A visita de Estado de Macron ao Brasil foi dividida em quatro frentes temáticas e tem uma diversidade de interesses em pauta. Os países negociam cerca de 30 acordos de cooperação em diferentes áreas, e devem assinar ao menos 15 deles, segundo o Itamaraty.
Será a primeira viagem bilateral de Macron a um país latino-americano (ele esteve em 2017 na Guiana Francesa, um departamento ultramarino, e em 2018 em Buenos Aires, para a Cúpula do G20 presidida pela Argentina). Os franceses querem usar o Brasil como plataforma para inserção na América Latina. Os dois países vão relançar a parceria estratégica.
O último presidente francês a pisar no Brasil foi François Hollande, em 2016, por ocasião das Olimpíadas no Rio de Janeiro. Diplomatas franceses dizem que a visita é "muito aguardada e simbólica", além de ter uma extensão incomum.
Ela ocorre depois de uma paralisia nas relações de alto nível, sobretudo entre os presidentes, durante os governos Macron e Jair Bolsonaro – o ex-presidente brasileiro chegou a ofender a primeira-dama Brigitte Macron, causando uma crise diplomática. Ela não acompanhará o marido e só virá ao País em novembro, quando Macron volta para a Cúpula do G20.
O francês procurou cultivar boas relações com Lula. Ambos gostam de destacar afinidades políticas e uma disposição para ser "ponte" de diálogo entre países do Sul Global e "Norte", formado pelos mais desenvolvidos. Macron foi um dos primeiros líderes estrangeiros a receber o petista depois de ele ter sido libertado da cadeia, na Operação Lava Jato, em gesto para reabilitar Lula.

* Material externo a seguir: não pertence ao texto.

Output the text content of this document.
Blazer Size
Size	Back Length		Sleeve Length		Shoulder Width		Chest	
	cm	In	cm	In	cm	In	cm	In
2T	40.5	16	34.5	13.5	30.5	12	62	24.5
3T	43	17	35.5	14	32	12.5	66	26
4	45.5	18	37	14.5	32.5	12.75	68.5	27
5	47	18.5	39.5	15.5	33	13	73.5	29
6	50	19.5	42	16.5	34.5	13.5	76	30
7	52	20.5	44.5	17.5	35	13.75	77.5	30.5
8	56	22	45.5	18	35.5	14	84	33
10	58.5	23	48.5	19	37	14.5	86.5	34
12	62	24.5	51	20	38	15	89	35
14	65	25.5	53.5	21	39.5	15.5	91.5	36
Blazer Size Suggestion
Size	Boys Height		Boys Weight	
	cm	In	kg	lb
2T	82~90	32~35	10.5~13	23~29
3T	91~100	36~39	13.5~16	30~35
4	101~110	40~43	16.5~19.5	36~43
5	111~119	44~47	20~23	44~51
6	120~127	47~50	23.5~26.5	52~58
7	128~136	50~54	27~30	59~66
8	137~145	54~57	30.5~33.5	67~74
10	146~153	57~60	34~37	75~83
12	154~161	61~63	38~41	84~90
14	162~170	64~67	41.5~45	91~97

<b>Meio Ambiente e clima – 26/3 – Belém (PA)</b>
Agenda prioritária entre Brasil e França, o meio ambiente terá um dia de atividades em Belém, capital do Pará. A França indicou que fará anúncio de contribuições a projetos no Brasil, com foco na bioeconomia e na preservação e conservação de florestas. No entanto, uma das expectativas do governo Lula, a doação de recursos ao Fundo Amazônia, será frustrada e não sairá do papel, segundo diplomatas dos dois países.
A França estudava uma doação ao Fundo Amazônia, mas não explicou claramente por que não quer aderir. Integrantes do governo brasileiro disseram que o motivo é financeiro. A França indicou nos bastidores ter uma disponibilidade de recursos da ordem de 1 milhão de euros (R$ 5,4 milhões) agora, quantia muito aquém do que qualquer outra contribuição já recebida pelo Fundo Amazônia. São R$ 3,5 bilhões em caixa.

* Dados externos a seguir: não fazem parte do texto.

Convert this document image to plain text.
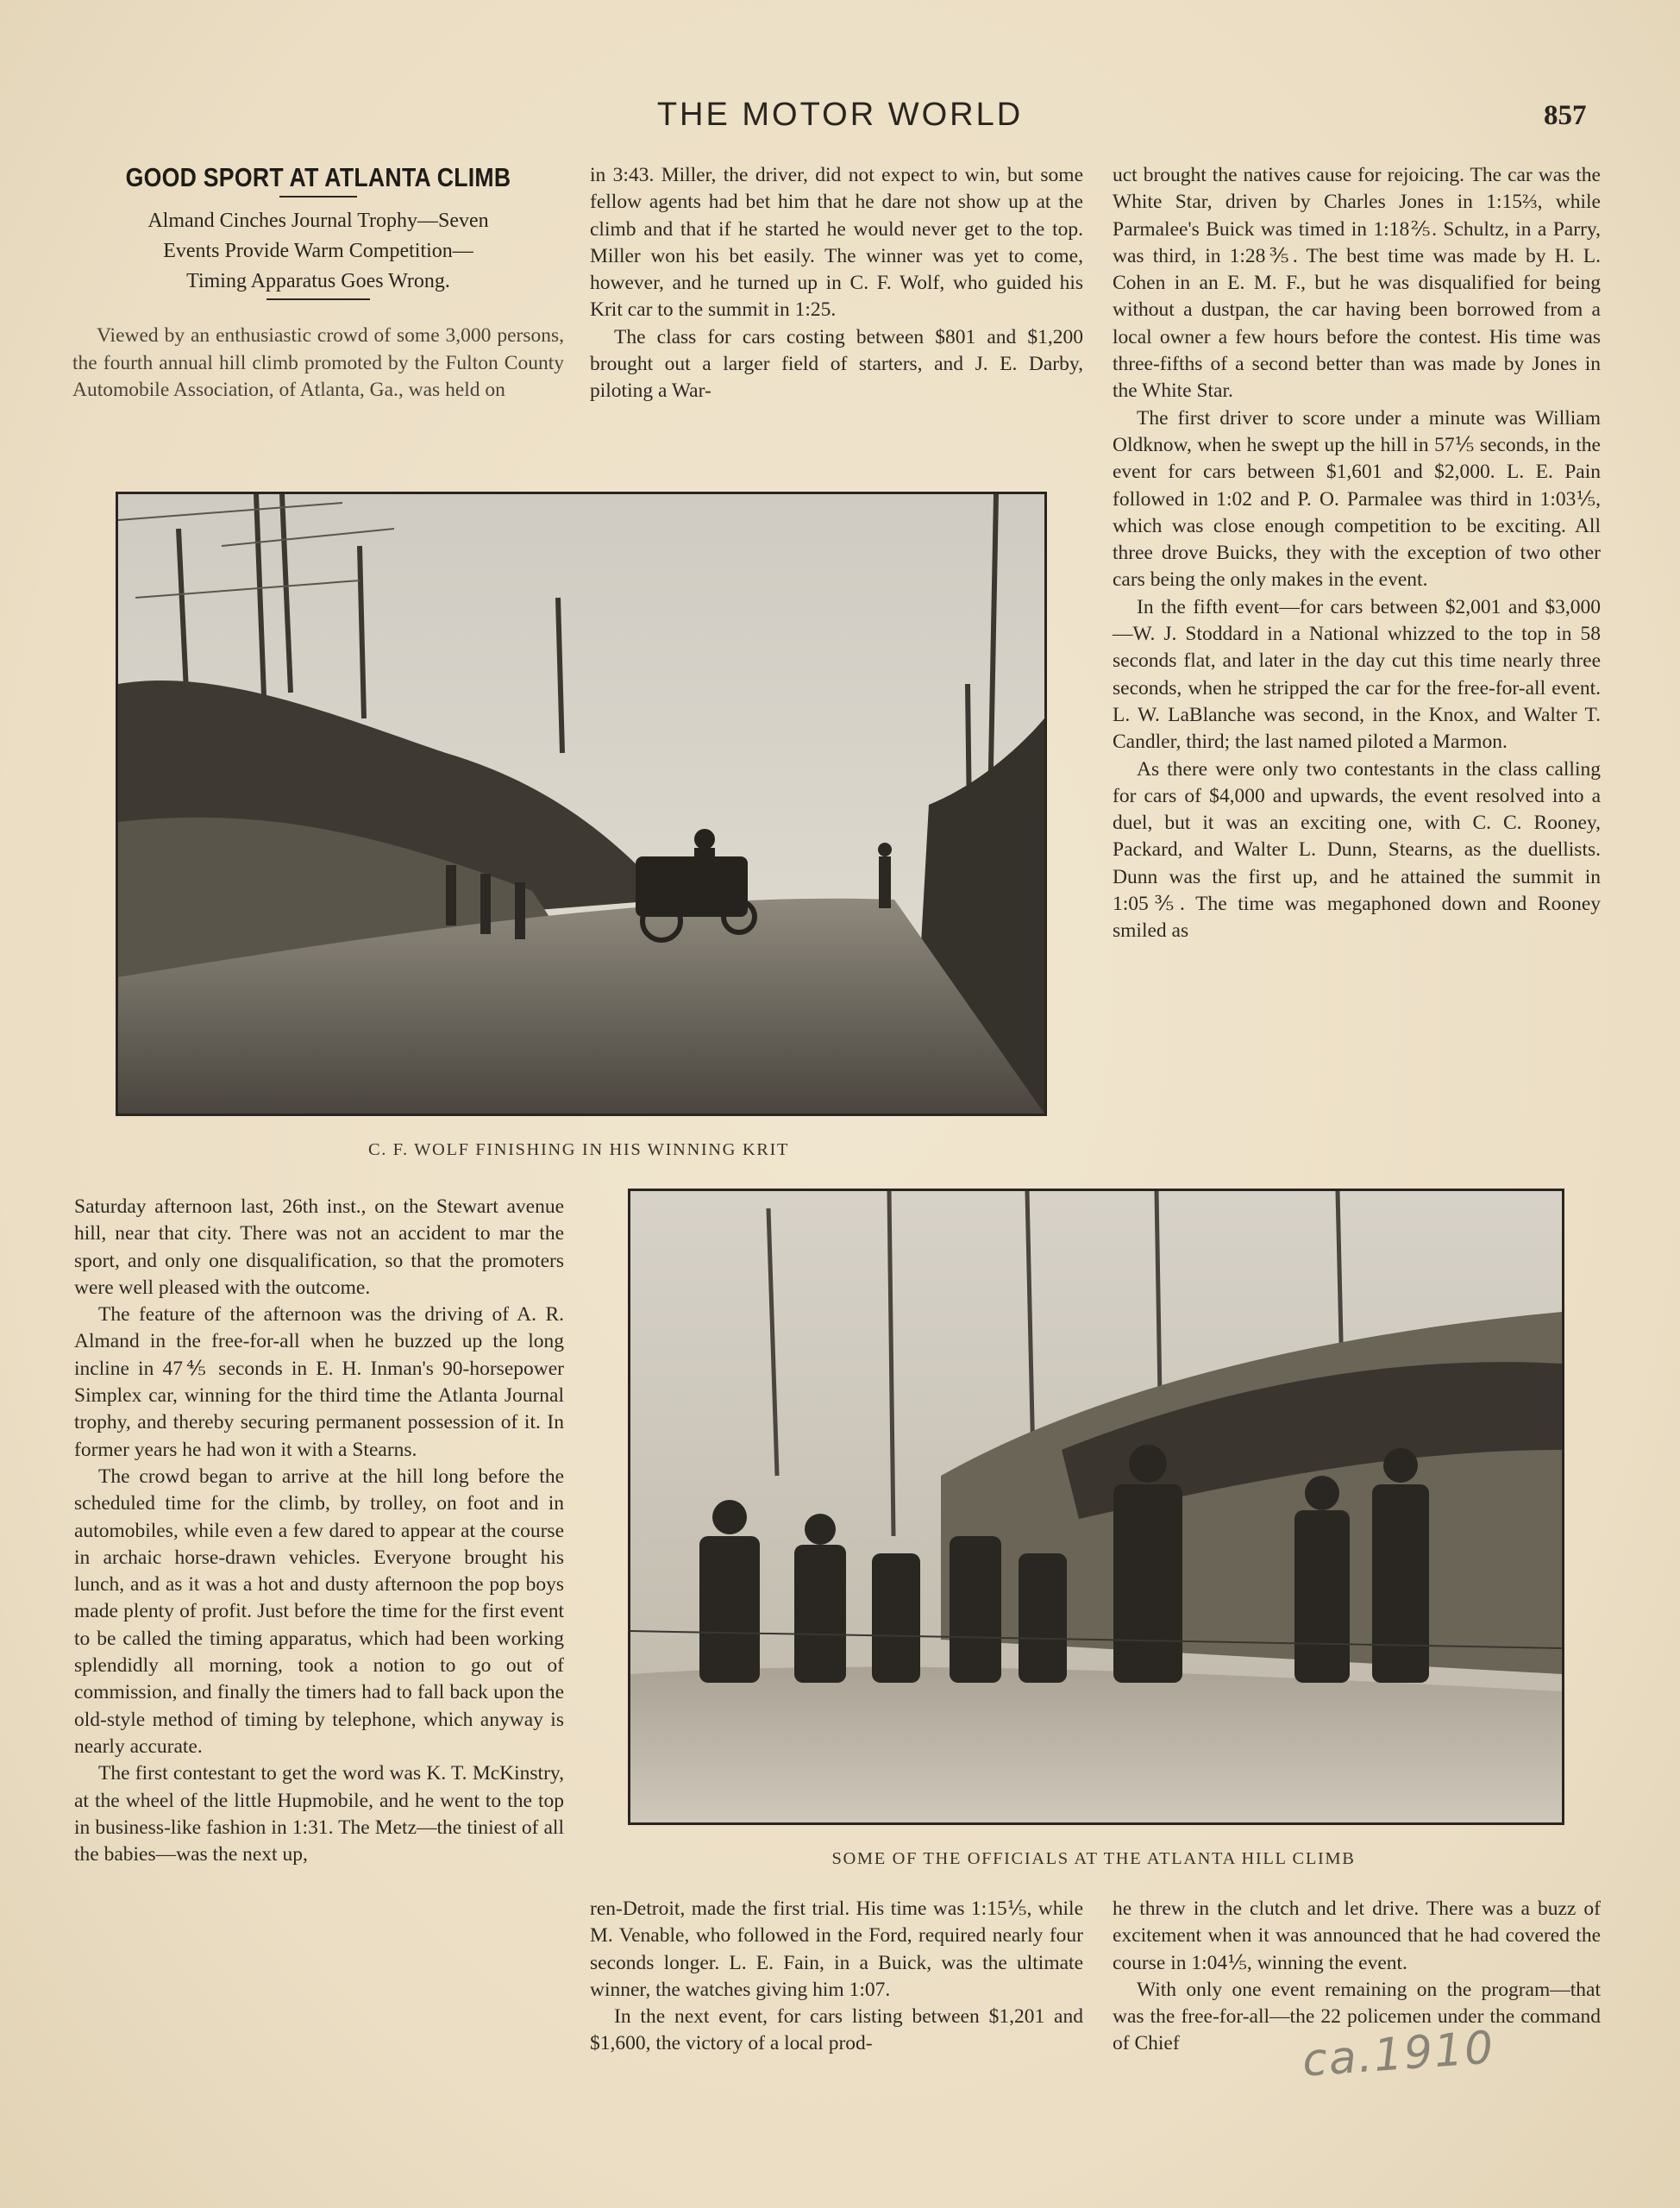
THE MOTOR WORLD	857
GOOD SPORT AT ATLANTA CLIMB
Almand Cinches Journal Trophy—Seven
Events Provide Warm Competition—
Timing Apparatus Goes Wrong.

Viewed by an enthusiastic crowd of some 3,000 persons, the fourth annual hill climb promoted by the Fulton County Automobile Association, of Atlanta, Ga., was held on

in 3:43. Miller, the driver, did not expect to win, but some fellow agents had bet him that he dare not show up at the climb and that if he started he would never get to the top. Miller won his bet easily. The winner was yet to come, however, and he turned up in C. F. Wolf, who guided his Krit car to the summit in 1:25.

The class for cars costing between $801 and $1,200 brought out a larger field of starters, and J. E. Darby, piloting a War-

uct brought the natives cause for rejoicing. The car was the White Star, driven by Charles Jones in 1:15⅔, while Parmalee's Buick was timed in 1:18⅖. Schultz, in a Parry, was third, in 1:28⅗. The best time was made by H. L. Cohen in an E. M. F., but he was disqualified for being without a dustpan, the car having been borrowed from a local owner a few hours before the contest. His time was three-fifths of a second better than was made by Jones in the White Star.

The first driver to score under a minute was William Oldknow, when he swept up the hill in 57⅕ seconds, in the event for cars between $1,601 and $2,000. L. E. Pain followed in 1:02 and P. O. Parmalee was third in 1:03⅕, which was close enough competition to be exciting. All three drove Buicks, they with the exception of two other cars being the only makes in the event.

In the fifth event—for cars between $2,001 and $3,000—W. J. Stoddard in a National whizzed to the top in 58 seconds flat, and later in the day cut this time nearly three seconds, when he stripped the car for the free-for-all event. L. W. LaBlanche was second, in the Knox, and Walter T. Candler, third; the last named piloted a Marmon.

As there were only two contestants in the class calling for cars of $4,000 and upwards, the event resolved into a duel, but it was an exciting one, with C. C. Rooney, Packard, and Walter L. Dunn, Stearns, as the duellists. Dunn was the first up, and he attained the summit in 1:05⅗. The time was megaphoned down and Rooney smiled as

C. F. WOLF FINISHING IN HIS WINNING KRIT

Saturday afternoon last, 26th inst., on the Stewart avenue hill, near that city. There was not an accident to mar the sport, and only one disqualification, so that the promoters were well pleased with the outcome.

The feature of the afternoon was the driving of A. R. Almand in the free-for-all when he buzzed up the long incline in 47⅘ seconds in E. H. Inman's 90-horsepower Simplex car, winning for the third time the Atlanta Journal trophy, and thereby securing permanent possession of it. In former years he had won it with a Stearns.

The crowd began to arrive at the hill long before the scheduled time for the climb, by trolley, on foot and in automobiles, while even a few dared to appear at the course in archaic horse-drawn vehicles. Everyone brought his lunch, and as it was a hot and dusty afternoon the pop boys made plenty of profit. Just before the time for the first event to be called the timing apparatus, which had been working splendidly all morning, took a notion to go out of commission, and finally the timers had to fall back upon the old-style method of timing by telephone, which anyway is nearly accurate.

The first contestant to get the word was K. T. McKinstry, at the wheel of the little Hupmobile, and he went to the top in business-like fashion in 1:31. The Metz—the tiniest of all the babies—was the next up,	SOME OF THE OFFICIALS AT THE ATLANTA HILL CLIMB

ren-Detroit, made the first trial. His time was 1:15⅕, while M. Venable, who followed in the Ford, required nearly four seconds longer. L. E. Fain, in a Buick, was the ultimate winner, the watches giving him 1:07.

In the next event, for cars listing between $1,201 and $1,600, the victory of a local prod-

he threw in the clutch and let drive. There was a buzz of excitement when it was announced that he had covered the course in 1:04⅕, winning the event.

With only one event remaining on the program—that was the free-for-all—the 22 policemen under the command of Chief	ca.1910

Para evitar que a França figurasse como a menor doadora do fundo, o governo Macron indicou que prefere apoiar um projeto em específico, disseram diplomatas a par das negociações. Brasil e França vão reativar, por exemplo, a colaboração do Centro de Biodiversidade Amazônica, uma parceria entre cientistas que não possui sede física.
Os dois governos já acertaram e será anunciado um acordo que permitirá financiamentos de R$ 100 milhões da Agência Francesa de Desenvolvimento (AFD), com o Banco da Amazônia e o Banco Nacional de Desenvolvimento Econômico e Social (BNDES).

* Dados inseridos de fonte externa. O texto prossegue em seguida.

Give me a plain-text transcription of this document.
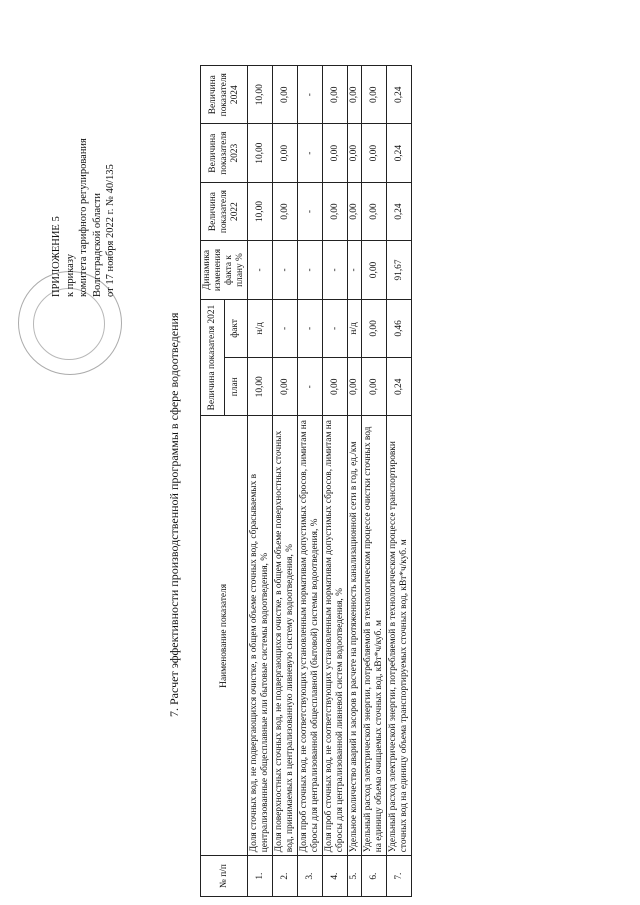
ПРИЛОЖЕНИЕ 5 к приказу комитета тарифного регулирования Волгоградской области от 17 ноября 2022 г. № 40/135
7. Расчет эффективности производственной программы в сфере водоотведения
№ п/п	Наименование показателя	Величина показателя 2021		Динамика изменения факта к плану %	Величина показателя 2022	Величина показателя 2023	Величина показателя 2024
		план	факт				
1.	Доля сточных вод, не подвергающихся очистке, в общем объеме сточных вод, сбрасываемых в централизованные общесплавные или бытовые системы водоотведения, %	10,00	н/д	-	10,00	10,00	10,00
2.	Доля поверхностных сточных вод, не подвергающихся очистке, в общем объеме поверхностных сточных вод, принимаемых в централизованную ливневую систему водоотведения, %	0,00	-	-	0,00	0,00	0,00
3.	Доля проб сточных вод, не соответствующих установленным нормативам допустимых сбросов, лимитам на сбросы для централизованной общесплавной (бытовой) системы водоотведения, %	-	-	-	-	-	-
4.	Доля проб сточных вод, не соответствующих установленным нормативам допустимых сбросов, лимитам на сбросы для централизованной ливневой систем водоотведения, %	0,00	-	-	0,00	0,00	0,00
5.	Удельное количество аварий и засоров в расчете на протяженность канализационной сети в год, ед./км	0,00	н/д	-	0,00	0,00	0,00
6.	Удельный расход электрической энергии, потребляемой в технологическом процессе очистки сточных вод на единицу объема очищаемых сточных вод, кВт*ч/куб. м	0,00	0,00	0,00	0,00	0,00	0,00
7.	Удельный расход электрической энергии, потребляемой в технологическом процессе транспортировки сточных вод на единицу объема транспортируемых сточных вод, кВт*ч/куб. м	0,24	0,46	91,67	0,24	0,24	0,24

Os franceses vão também condecorar com a principal distinção do país, a Legião de Honra, o cacique Raoni Metuktire, do povo caiapó. A ordem foi criada pelo Napoleão Bonaparte, em 1802. Macron vai se encontrar com outros líderes indígenas dos Ianomami e povos do Xingu. A conversa terá a presença da ministra Sonia Guajajara (Povos Indígenas) e da presidente da Funai, Joenia Wapichana. Haverá 19 autoridades indígenas ao todo no encontro.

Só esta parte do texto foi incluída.